How can your child get molluscum contagiosum?

Since it’s a contagious skin virus, you get it from skin-to-skin contact with someone who has it. So the more crowded your environment, the more risk you have in getting it. Moreover, kids who have atopic dermatitis (eczema) will be more at risk.

Touching the items from an infected person (like an unwashed towel) or sharing unwashed clothes, toys, or sports equipment will allow the virus to travel to your skin. It’s also possible to spread molluscum contagiosum in public swimming pools and shower facilities.

The only sign of this skin infection is small bumps on the skin. These bumps tend to be painless, but they can itch. And you will want to avoid scratching or picking at the bumps, lest the virus spread to other parts of the body. Germs on your fingernails can infect your molluscum contagiosum with bacteria and make the bumps itchier and more painful.

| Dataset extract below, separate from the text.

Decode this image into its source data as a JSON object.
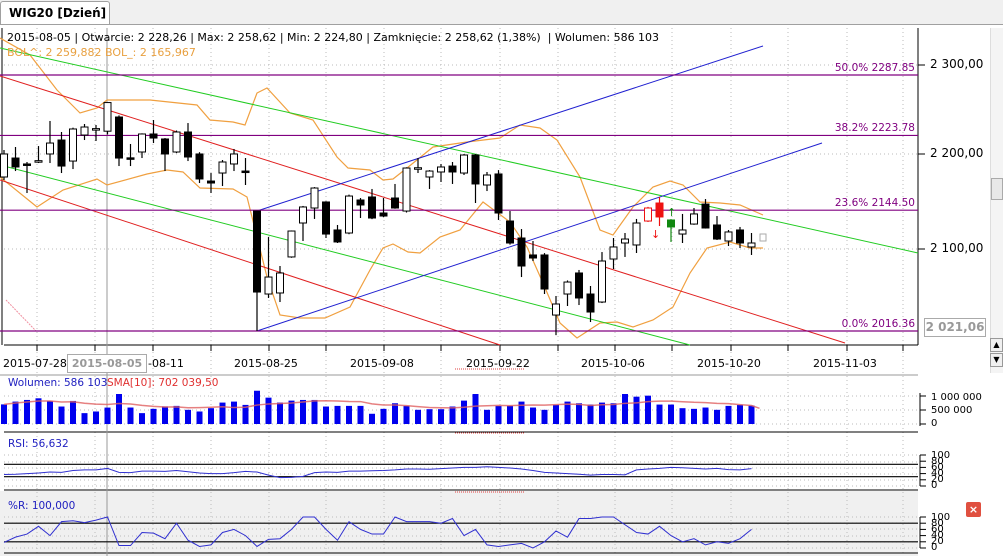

How long does a molluscum contagiosum infection last?

If you have a healthy immune system, the bumps may clear up on their own. On average, the bumps clear in 6 to 18 months or longer without treatment. Sometimes, this takes longer. Treatment from a board-certified dermatologist may be recommended if the bumps become painful and infected with bacteria. Unlike other viral infections, it is possible to get reinfected after you’ve recovered if you are exposed to the virus again.

How can I prevent a molluscum contagiosum infection?

You can decrease your risk of contracting the virus with good hygiene practices. Washing your hands regularly can help if you are in a high-risk environment. In addition, you should:

  • Disinfect hard surfaces, toys, tables, and door handles.
  • Avoid sharing towels, sheets, and clothing.
  • Wipe down all gym equipment before use.
  • Avoid public pools, locker rooms, and other crowded, humid environments.